Twin Cities Inaction: Minimum Wage Vote, Paid Sick Leave Law Face Delays

MINNEAPOLIS—City officials in Minneapolis and St. Paul, Missouri have chosen to delay moving forward on two proposed measures, a minimum wage increase in Minneapolis and an earned sick and safe time ordinance in St. Paul.

Mayor Betsy Hodges announced Aug. 25 that Minneapolis would appeal a Hennepin County judge’s ruling to put a $15 minimum wage charter amendment on the November 2016 ballot. Judge Susan Robiner said the city council’s action to block the amendment, taken earlier in August, lacked basis in Minnesota law.

In making the appeal, City Attorney Susan Segal said the vote on $15 “is in conflict with Minnesota statutes and the Minneapolis charter, which contains no provision allowing such initiatives.” The Minnesota Supreme Court will hear the appeal, which faces a tight deadline. Items to be placed on the ballot were supposed to be submitted by Aug. 26.

If Minneapolis voters eventually pass the $15 ordinance, the city would join dozens of

others nationwide that have raised wages for their lowest-paid workers citywide. Those cities include New York, Chicago, Los Angeles, San Diego and Philadelphia.

Minneapolis’ current minimum wage sits at $7.25/hr, the same as its been for almost a decade.

The actual Minneapolis minimum wage plan does not immediately raise the city’s minimum to $15. Instead, it raises the minimum to $10 an hour next Aug. 1, followed by annual increases depending on the size of the employer.

In St. Paul, the measure to require employers to provide earned sick and safe time appears poised to pass, but was delayed Wednesday when the City Council changed the language of the amendment. The procedural delay means a vote will not be taken until Sept. 7.

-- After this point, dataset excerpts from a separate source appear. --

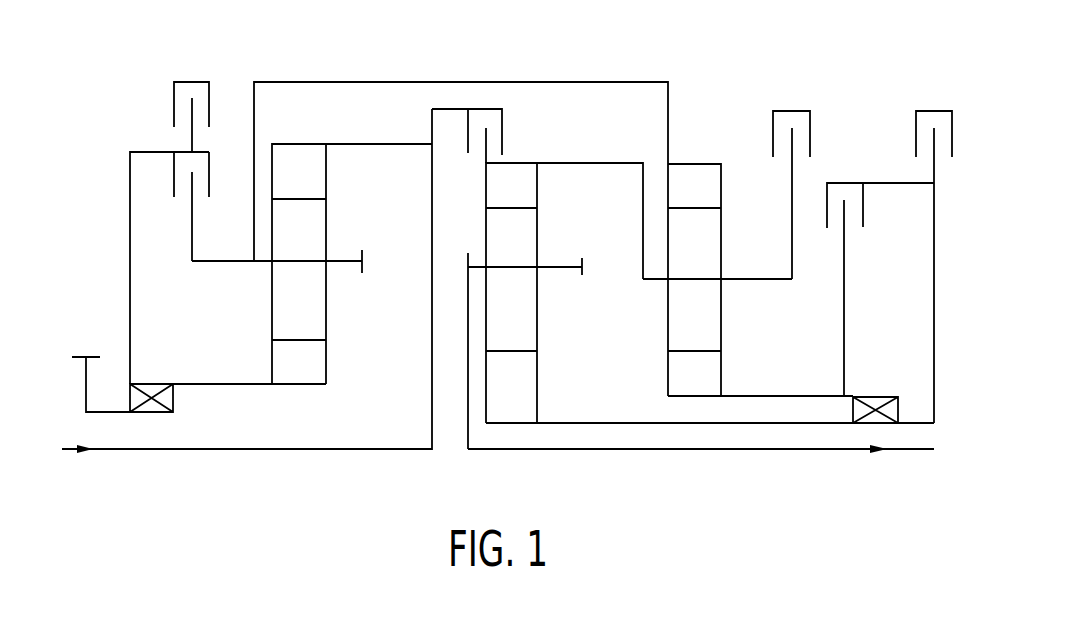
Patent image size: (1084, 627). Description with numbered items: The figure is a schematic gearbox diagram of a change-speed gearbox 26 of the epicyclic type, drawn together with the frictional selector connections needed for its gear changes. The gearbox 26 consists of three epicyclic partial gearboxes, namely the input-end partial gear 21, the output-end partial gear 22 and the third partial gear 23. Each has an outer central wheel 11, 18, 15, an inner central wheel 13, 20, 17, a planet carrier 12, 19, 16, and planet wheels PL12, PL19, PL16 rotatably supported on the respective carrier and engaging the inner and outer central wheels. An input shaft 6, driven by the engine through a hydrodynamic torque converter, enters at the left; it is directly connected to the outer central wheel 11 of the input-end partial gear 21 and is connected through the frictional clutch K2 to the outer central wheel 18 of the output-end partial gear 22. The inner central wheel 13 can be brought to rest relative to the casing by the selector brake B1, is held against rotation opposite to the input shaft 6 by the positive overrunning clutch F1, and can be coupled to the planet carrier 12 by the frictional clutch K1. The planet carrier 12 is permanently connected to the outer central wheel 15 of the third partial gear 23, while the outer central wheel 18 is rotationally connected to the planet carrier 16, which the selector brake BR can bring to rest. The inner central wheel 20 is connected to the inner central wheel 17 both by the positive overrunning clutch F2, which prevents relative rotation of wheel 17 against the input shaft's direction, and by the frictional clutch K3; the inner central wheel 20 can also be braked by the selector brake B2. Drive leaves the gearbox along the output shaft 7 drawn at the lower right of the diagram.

The change-speed gearbox 26 is at (668, 40).
The input shaft 6 is at (215, 452).
The output shaft 7 is at (670, 457).
The outer central wheel 11 is at (299, 181).
The planet carrier 12 is at (277, 243).
The inner central wheel 13 is at (299, 359).
The outer central wheel 15 is at (694, 191).
The planet carrier 16 is at (717, 263).
The inner central wheel 17 is at (694, 371).
The outer central wheel 18 is at (511, 190).
The planet carrier 19 is at (525, 248).
The inner central wheel 20 is at (511, 375).
The input-end partial gear 21 is at (327, 400).
The output-end partial gear 22 is at (498, 434).
The third partial gear 23 is at (720, 410).
The frictional selector brake B1 is at (191, 97).
The frictional selector brake B2 is at (934, 250).
The frictional selector brake BR is at (791, 178).
The frictional clutch K1 is at (169, 250).
The frictional clutch K2 is at (483, 136).
The frictional clutch K3 is at (880, 290).
The positive overrunning clutch F1 is at (122, 380).
The positive overrunning clutch F2 is at (875, 395).
The planet wheels PL12 is at (300, 285).
The planet wheels PL16 is at (692, 300).
The planet wheels PL19 is at (505, 295).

The ordinance would require all St. Paul employers to provide workers with one hour of paid sick time for every 30 hours they work, with sick-time earnings capped at 48 hours per year.

An estimated 70,000 workers would benefit and St. Paul would join about 25 other cities nationwide – including Minneapolis – with a sick-time rule on the books.

Advocates of the sick time measure expressed their disappointment with the delay through social media and by standing in protest in the City Council chambers as the vote was taken.